Restricting gun ownership will lead to “more lawbreakers continuing to own guns, while law-abiding citizens don’t,” he said.
He added that background checks are “absolutely a legitimate part of the process,” prompting Cuomo to argue that if former felons are allowed to have guns “background checks are meaningless.”
Dismissing Cuomo’s concerns about mass shootings in schools, he told the former governor it “is not a real case that presents itself very often, compared to real-life violence between a lot of violent criminals in cities who are breaking a lot of other laws.”
Instead of removing “guns from law-abiding citizens,” Ramaswamy said people who are “psychiatrically ill and dangerous and violent” should be removed from their communities and institutionalized, acknowledging the proposal is “controversial.”
Ramaswamy made the comments on Cuomo’s “As A Matter Of Fact” podcast.
9%. That’s the share of voters who would cast their ballots for Ramaswamy in the GOP primary, according to FiveThirtyEight’s poll tracker that shows him in third, behind former President Donald Trump and Florida Gov. Ron DeSantis. Ramaswamy’s polling position has dipped slightly, by about one point, since late August.
Ramaswamy, a first-time candidate and former biotech executive, has carved out a hard-right platform that has drawn both ire from the rest of the GOP candidate field and high voter visibility.
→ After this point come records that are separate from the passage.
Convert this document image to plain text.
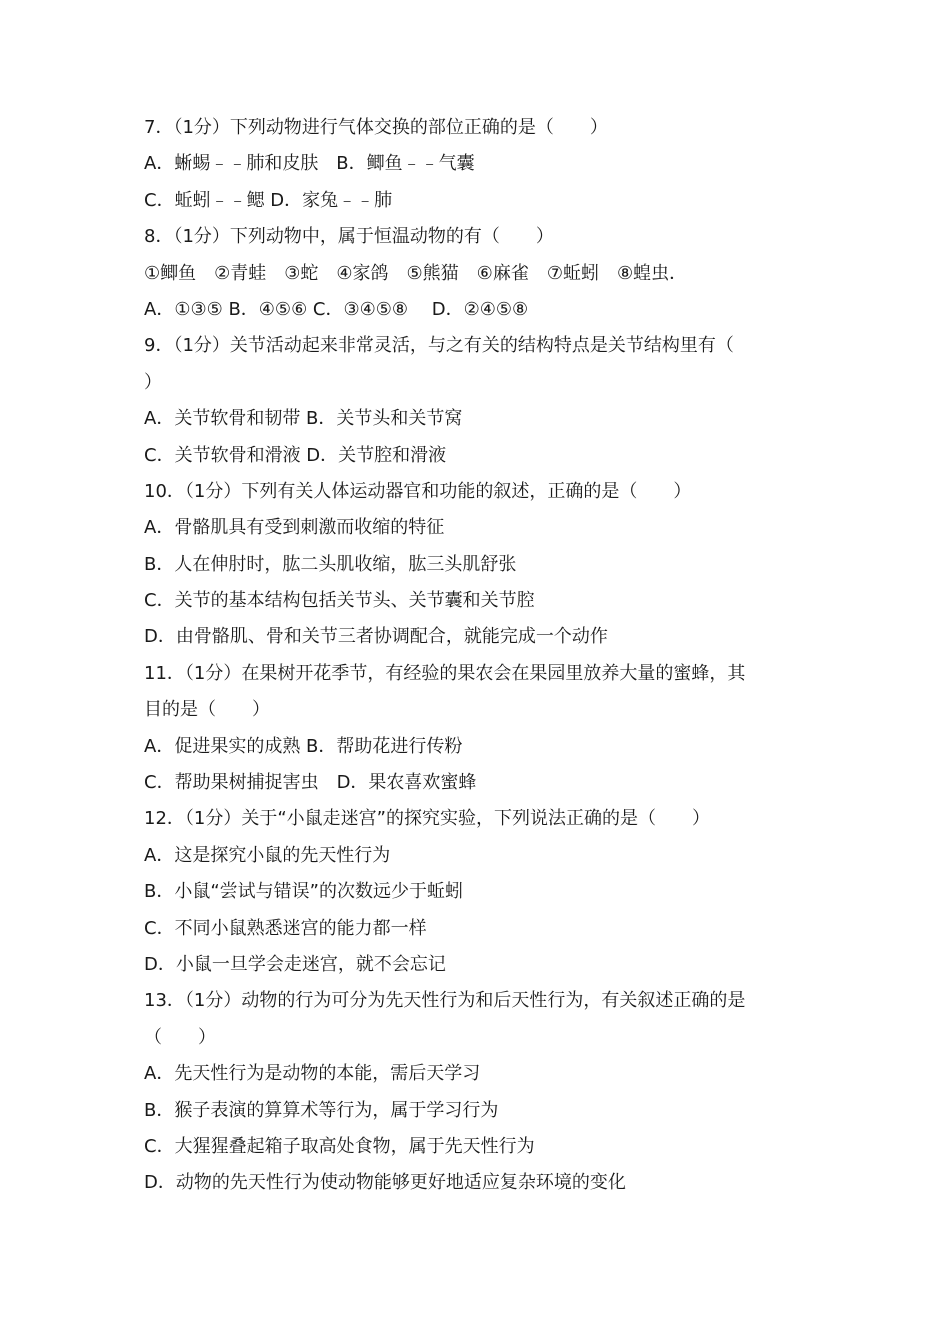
7．（1分）下列动物进行气体交换的部位正确的是（　　）
A．蜥蜴﹣﹣肺和皮肤　B．鲫鱼﹣﹣气囊
C．蚯蚓﹣﹣鳃 D．家兔﹣﹣肺
8．（1分）下列动物中，属于恒温动物的有（　　）
①鲫鱼　②青蛙　③蛇　④家鸽　⑤熊猫　⑥麻雀　⑦蚯蚓　⑧蝗虫．
A．①③⑤ B．④⑤⑥ C．③④⑤⑧　 D．②④⑤⑧
9．（1分）关节活动起来非常灵活，与之有关的结构特点是关节结构里有（
）
A．关节软骨和韧带 B．关节头和关节窝
C．关节软骨和滑液 D．关节腔和滑液
10．（1分）下列有关人体运动器官和功能的叙述，正确的是（　　）
A．骨骼肌具有受到刺激而收缩的特征
B．人在伸肘时，肱二头肌收缩，肱三头肌舒张
C．关节的基本结构包括关节头、关节囊和关节腔
D．由骨骼肌、骨和关节三者协调配合，就能完成一个动作
11．（1分）在果树开花季节，有经验的果农会在果园里放养大量的蜜蜂，其
目的是（　　）
A．促进果实的成熟 B．帮助花进行传粉
C．帮助果树捕捉害虫　D．果农喜欢蜜蜂
12．（1分）关于“小鼠走迷宫”的探究实验，下列说法正确的是（　　）
A．这是探究小鼠的先天性行为
B．小鼠“尝试与错误”的次数远少于蚯蚓
C．不同小鼠熟悉迷宫的能力都一样
D．小鼠一旦学会走迷宫，就不会忘记
13．（1分）动物的行为可分为先天性行为和后天性行为，有关叙述正确的是
（　　）
A．先天性行为是动物的本能，需后天学习
B．猴子表演的算算术等行为，属于学习行为
C．大猩猩叠起箱子取高处食物，属于先天性行为
D．动物的先天性行为使动物能够更好地适应复杂环境的变化
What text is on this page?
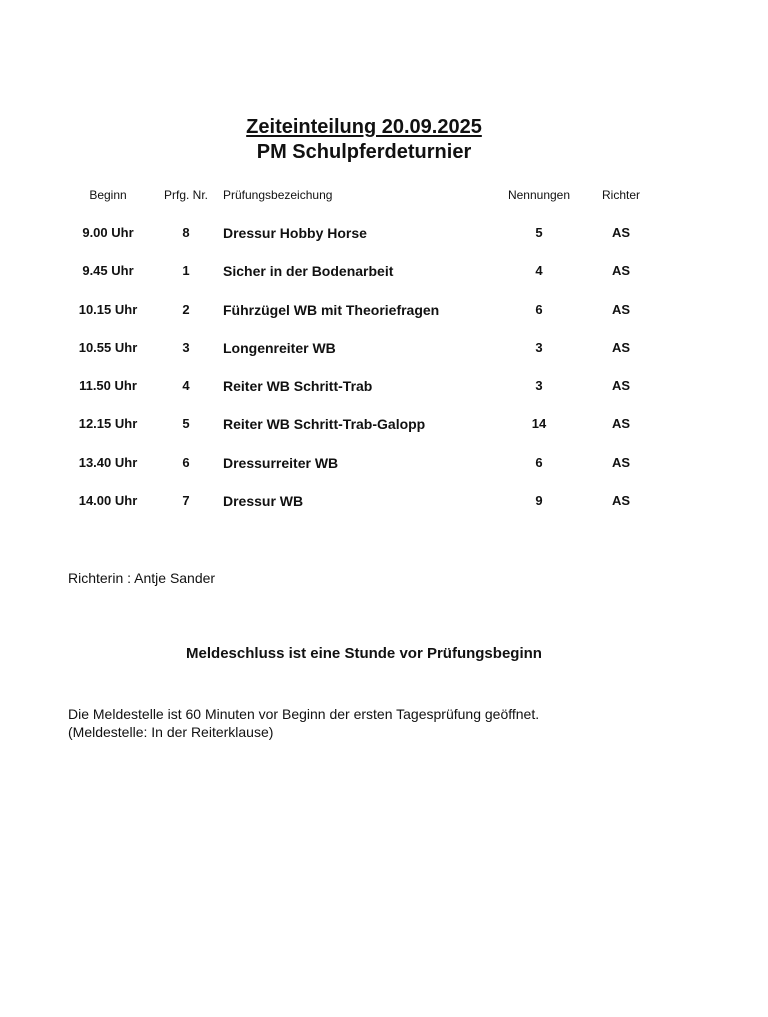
Zeiteinteilung 20.09.2025
PM Schulpferdeturnier
Beginn	Prfg. Nr.	Prüfungsbezeichung	Nennungen	Richter
9.00 Uhr	8	Dressur Hobby Horse	5	AS
9.45 Uhr	1	Sicher in der Bodenarbeit	4	AS
10.15 Uhr	2	Führzügel WB mit Theoriefragen	6	AS
10.55 Uhr	3	Longenreiter WB	3	AS
11.50 Uhr	4	Reiter WB Schritt-Trab	3	AS
12.15 Uhr	5	Reiter WB Schritt-Trab-Galopp	14	AS
13.40 Uhr	6	Dressurreiter WB	6	AS
14.00 Uhr	7	Dressur WB	9	AS
Richterin : Antje Sander
Meldeschluss ist eine Stunde vor Prüfungsbeginn
Die Meldestelle ist 60 Minuten vor Beginn der ersten Tagesprüfung geöffnet.
(Meldestelle: In der Reiterklause)
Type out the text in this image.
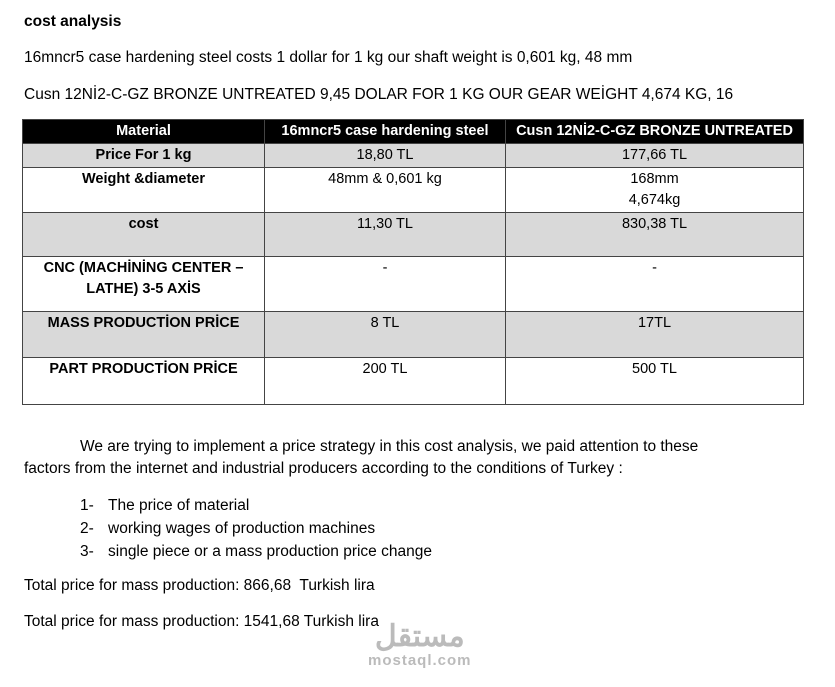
cost analysis
16mncr5 case hardening steel costs 1 dollar for 1 kg our shaft weight is 0,601 kg, 48 mm
Cusn 12Nİ2-C-GZ BRONZE UNTREATED 9,45 DOLAR FOR 1 KG OUR GEAR WEİGHT 4,674 KG, 16
Material	16mncr5 case hardening steel	Cusn 12Nİ2-C-GZ BRONZE UNTREATED
Price For 1 kg	18,80 TL	177,66 TL
Weight &diameter	48mm & 0,601 kg	168mm
4,674kg

cost	11,30 TL	830,38 TL

CNC (MACHİNİNG CENTER –
LATHE) 3-5 AXİS	-	-
MASS PRODUCTİON PRİCE	8 TL	17TL
PART PRODUCTİON PRİCE	200 TL	500 TL
We are trying to implement a price strategy in this cost analysis, we paid attention to these
factors from the internet and industrial producers according to the conditions of Turkey :
1- The price of material
2- working wages of production machines
3- single piece or a mass production price change
Total price for mass production: 866,68  Turkish lira
Total price for mass production: 1541,68 Turkish lira
مستقل
mostaql.com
He was a target for the seven other participants in the first GOP debate last month and engaged in several heated exchanges with his opponents over climate change, the national debt and foreign policy, and attacked the rest of the GOP field as “super-PAC puppets.” He has called climate change a “hoax,” urged every candidate to commit to pardoning Trump if they’re elected president and he’s convicted in one of his four criminal cases, and he wants states to ban abortions at six weeks, equating abortion to a “form of murder.” His foreign policy stances—that Russia should be allowed to retain the territory it’s seized in the war in Ukraine if it ends its military relationship with China and that the U.S. should not stop China from invading Taiwan once the U.S. achieves “semiconductor independence”—have drawn some of the sharpest criticism from other GOP candidates and political pundits who have used the proposals to ridicule his lack of foreign policy experience.
Cuomo resigned from office in 2018 after a New York Attorney General investigation found he sexually harassed 11 women. Then-Lt. Gov. Kathy Hochul was sworn in to replace him, and she was elected for her first full term in November.